The "internally supervised test" was not performed at an
EPA-approved laboratory, and was not performed with a
dynamometer. Thus, the statements in the memorandum and the
comparisons in the chart give a false impression that the Coates
System engine's emissions levels would satisfy EPA requirements.
Coates states that the statement in the memorandum is accurate
because the tests referred to were conducted internally.
However, Coates does not address CIL's inability to
determine through its in-house tests whether its engines could
comply with EPA or federal requirements without the use of a
dynamometer. "A recklessly inaccurate and incomplete placement
memorandum cannot be used to gull and lull an investor." Spatz
v. Borenstein, 513 F. Supp. 571, 585 (N.D.Ill. 1981).

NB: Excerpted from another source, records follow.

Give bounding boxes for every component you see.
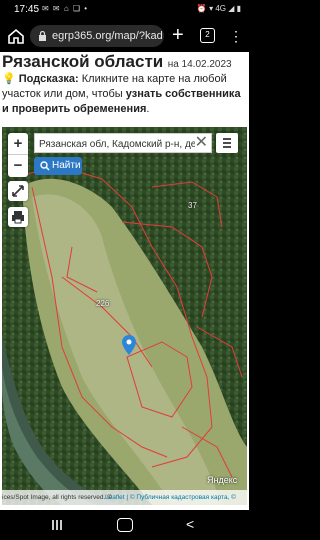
android-nav-bar: < — [0, 510, 249, 540]
location-pin-icon[interactable] — [122, 335, 136, 355]
layers-menu-button[interactable] — [216, 133, 238, 153]
region-heading: Рязанской области — [2, 52, 164, 71]
print-button[interactable] — [8, 207, 28, 227]
status-bar: 17:45 ✉ ✉ ⌂ ❏ • ⏰ ▾ 4G ◢ ▮ — [0, 0, 249, 20]
expand-icon — [12, 185, 24, 197]
hint-end: . — [146, 103, 150, 115]
url-text: egrp365.org/map/?kad — [52, 30, 163, 42]
cadastral-map[interactable]: + − ✕ — [2, 127, 247, 505]
page-title: Рязанской области на 14.02.2023 — [2, 52, 249, 72]
hint-text: 💡 Подсказка: Кликните на карте на любой … — [2, 72, 245, 117]
web-page: Рязанской области на 14.02.2023 💡 Подска… — [0, 52, 249, 510]
home-nav-icon[interactable] — [117, 518, 133, 532]
attribution-text: ices/Spot Image, all rights reserved. © — [2, 494, 112, 501]
back-icon[interactable]: < — [186, 516, 194, 532]
yandex-watermark: Яндекс — [207, 475, 238, 485]
attribution-links: Leaflet | © Публичная кадастровая карта,… — [105, 490, 236, 505]
recent-apps-icon[interactable] — [50, 518, 64, 532]
parcel-label: 226 — [96, 299, 110, 308]
search-icon — [40, 161, 50, 171]
lock-icon — [39, 31, 46, 41]
browser-toolbar: egrp365.org/map/?kad + 2 ⋮ — [0, 20, 249, 52]
address-search: ✕ — [34, 133, 212, 154]
search-input[interactable] — [35, 135, 195, 154]
find-button[interactable]: Найти — [34, 157, 82, 175]
fullscreen-button[interactable] — [8, 181, 28, 201]
new-tab-icon[interactable]: + — [172, 24, 184, 46]
home-icon[interactable] — [6, 26, 26, 46]
zoom-control: + − — [8, 133, 28, 177]
system-icons: ⏰ ▾ 4G ◢ ▮ — [196, 4, 241, 13]
zoom-in-button[interactable]: + — [8, 133, 28, 155]
zoom-out-button[interactable]: − — [8, 155, 28, 177]
leaflet-link[interactable]: Leaflet — [105, 494, 125, 501]
find-button-label: Найти — [52, 160, 81, 171]
notification-icons: ✉ ✉ ⌂ ❏ • — [42, 4, 89, 13]
address-bar[interactable]: egrp365.org/map/?kad — [30, 25, 164, 47]
printer-icon — [12, 211, 24, 224]
date-text: на 14.02.2023 — [167, 59, 232, 70]
more-menu-icon[interactable]: ⋮ — [229, 26, 243, 46]
map-attribution: ices/Spot Image, all rights reserved. © … — [2, 490, 247, 505]
hint-label: Подсказка: — [18, 73, 79, 85]
status-time: 17:45 — [14, 4, 40, 15]
clear-icon[interactable]: ✕ — [195, 134, 208, 152]
satellite-imagery — [2, 127, 247, 505]
lightbulb-icon: 💡 — [2, 73, 16, 85]
parcel-label: 37 — [188, 201, 197, 210]
cadastral-map-link[interactable]: | © Публичная кадастровая карта, © — [125, 494, 236, 501]
tabs-count-button[interactable]: 2 — [200, 28, 215, 43]
menu-icon — [223, 138, 231, 148]
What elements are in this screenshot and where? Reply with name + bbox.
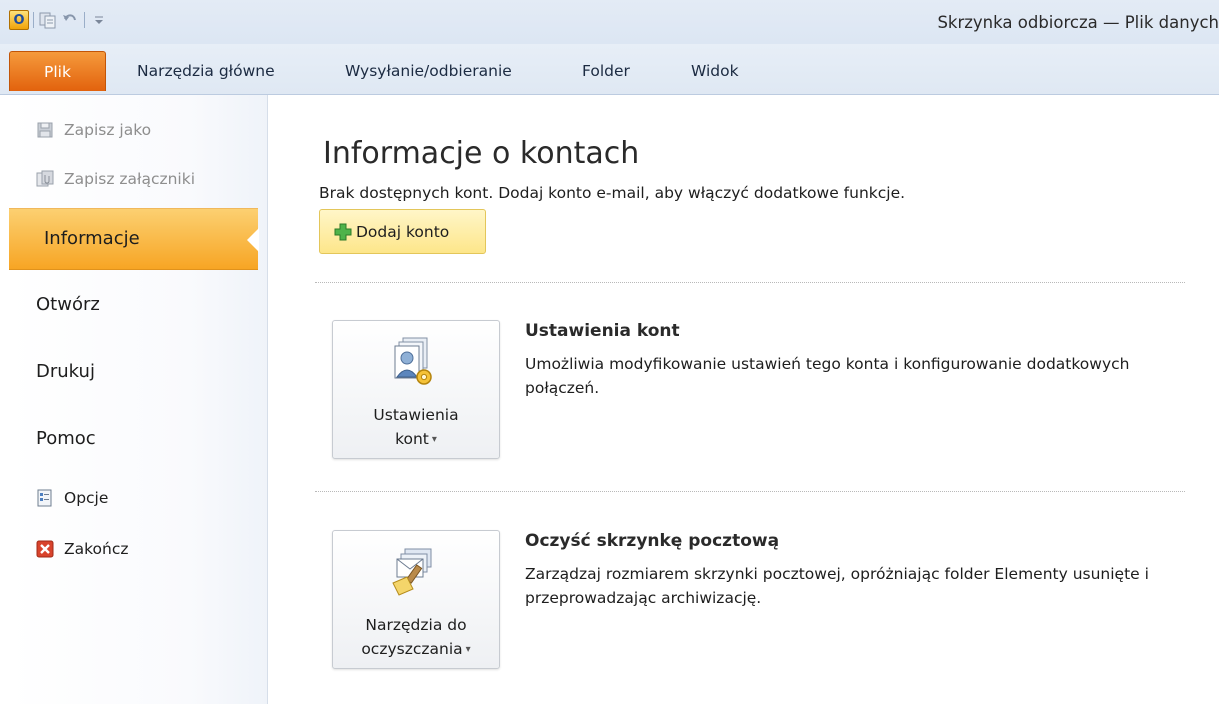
ribbon-tab-bar: Plik Narzędzia główne Wysyłanie/odbieran… [0, 44, 1219, 95]
plus-icon [334, 223, 352, 241]
dropdown-arrow-icon: ▾ [465, 644, 471, 655]
nav-info[interactable]: Informacje [9, 208, 259, 270]
tab-folder[interactable]: Folder [582, 51, 630, 91]
nav-exit[interactable]: Zakończ [36, 537, 129, 561]
nav-help[interactable]: Pomoc [36, 428, 96, 449]
window-title: Skrzynka odbiorcza — Plik danych [937, 13, 1219, 32]
nav-save-attachments[interactable]: Zapisz załączniki [36, 167, 195, 191]
account-settings-button-line2: kont [395, 430, 429, 448]
selection-notch [247, 228, 259, 252]
undo-icon[interactable] [59, 9, 81, 31]
nav-exit-label: Zakończ [64, 540, 129, 558]
cleanup-tools-icon [385, 545, 445, 601]
nav-options-label: Opcje [64, 489, 109, 507]
cleanup-tools-button[interactable]: Narzędzia do oczyszczania ▾ [332, 530, 500, 669]
cleanup-heading: Oczyść skrzynkę pocztową [525, 531, 780, 551]
customize-qat-icon[interactable] [88, 9, 110, 31]
close-icon [36, 540, 54, 558]
qat-separator [33, 12, 34, 28]
qat-separator [84, 12, 85, 28]
quick-access-toolbar: O [8, 9, 110, 31]
account-settings-description: Umożliwia modyfikowanie ustawień tego ko… [525, 355, 1130, 397]
account-settings-button[interactable]: Ustawienia kont ▾ [332, 320, 500, 459]
send-receive-icon[interactable] [37, 9, 59, 31]
tab-send-receive[interactable]: Wysyłanie/odbieranie [345, 51, 512, 91]
tab-home[interactable]: Narzędzia główne [137, 51, 275, 91]
cleanup-tools-button-line1: Narzędzia do [365, 616, 467, 634]
nav-print[interactable]: Drukuj [36, 361, 95, 382]
account-settings-button-line1: Ustawienia [373, 406, 459, 424]
section-divider [315, 491, 1185, 492]
cleanup-description: Zarządzaj rozmiarem skrzynki pocztowej, … [525, 565, 1149, 607]
nav-save-as[interactable]: Zapisz jako [36, 118, 151, 142]
dropdown-arrow-icon: ▾ [431, 434, 437, 445]
save-attachments-icon [36, 170, 54, 188]
add-account-button[interactable]: Dodaj konto [319, 209, 486, 254]
title-bar: O Skrzynka odbiorcza — Plik danych [0, 0, 1219, 44]
options-icon [36, 489, 54, 507]
page-subtitle: Brak dostępnych kont. Dodaj konto e-mail… [319, 184, 906, 202]
nav-save-as-label: Zapisz jako [64, 121, 152, 139]
save-as-icon [36, 121, 54, 139]
section-divider [315, 282, 1185, 283]
nav-options[interactable]: Opcje [36, 486, 108, 510]
nav-info-label: Informacje [44, 228, 140, 249]
add-account-label: Dodaj konto [356, 222, 450, 241]
account-settings-icon [385, 335, 445, 391]
account-settings-button-line2-wrap: kont ▾ [333, 427, 499, 452]
outlook-logo-icon[interactable]: O [8, 9, 30, 31]
nav-open[interactable]: Otwórz [36, 294, 100, 315]
tab-file[interactable]: Plik [9, 51, 106, 91]
page-title: Informacje o kontach [323, 136, 640, 171]
nav-save-attachments-label: Zapisz załączniki [64, 170, 196, 188]
cleanup-tools-button-line2: oczyszczania [361, 640, 463, 658]
tab-view[interactable]: Widok [691, 51, 739, 91]
cleanup-tools-button-line2-wrap: oczyszczania ▾ [333, 637, 499, 662]
account-settings-heading: Ustawienia kont [525, 321, 680, 341]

Furthermore, Coates represented in the March 24, 1992 and
March 26, 1992 stockholder letters that the Coates System
engines were either being testing by the EPA or were undergoing
some sort of EPA testing. Coates also referred to an independent
emissions test which indicated that the Coates System engines
had the lowest emissions in the world. On the whole, the letters
indicate that the independent emissions test is related to
official EPA testing or EPA testing requirements. In fact, the
EPA never conducted any testing of the Coates engines and the
only EPA testing facility that did conduct tests on the Coates
System engines found emissions levels higher than those
required by the EPA.
Coates states that EPA emissions standards are irrelevant
because Coates was designing racing engines which do not require
EPA approval. Although it is true that one of CIL's targeted
industries was the racing industry, the December 1991 Offering
memoranda and the Second Amended Registration Statement do not
limit the applications of Coates System engines to racing. In
addition, Coates himself made the EPA standards relevant by
promoting their importance in his correspondence with
stockholders and potential stockholders. This court therefore
finds that Coates statements in the December 1991 memorandum and
in the two March 1992 stockholder letters were material
misrepresentations. See, e.g., Hoffman v. Estabrook & Co.,
Inc., 587 F.2d 509, 514-15 (1st Cir. 1978) (representation that
company had working prototype of computer system violated the
anti-fraud provisions where company at most had developed
laboratory and engineering prototypes). Furthermore, Coates knew
at the time that he made the statements in the December 1991
memorandum and the March 1992 stockholder letters that the EPA
was not involved in any testing of the Coates System and that
the independent testing to which he referred was not conducted
by an EPA-approved facility.
Coates also omitted information in the December 1991
memorandum and in the March 1992 stockholder letters concerning
the results of the Compliance tests which revealed emission
levels that were substantially higher than the EPA maximums.
Coates states that the Compliance test results are immaterial
because (1) the purpose of the testing was not to access
emissions levels; (2) the vehicle tested was not equipped with
an air pump, EGR valve, or catalytic converter which are
pollution reduction devices; and (3) following the Compliance
tests but prior to the December 1991 memorandum, Coates made
improvements to the Coates System. See Def.'s R. 56.1 Stmt. ¶¶
27C, 32A; see also Pl.'s Ex. 4, Coates Tr. at 278-282. Given
the lapse of time between the Compliance tests and the December
1991 Offering, the possible improvements made to the Coates
System between those times, and the lack of pollution reduction
features on the vehicle tested, this court cannot determine
whether a reasonable investor would have found the Compliance
test results "so obviously important" as to make their omission
material. See TSC Indus., 426 U.S. at 450, 96 S.Ct. 2126.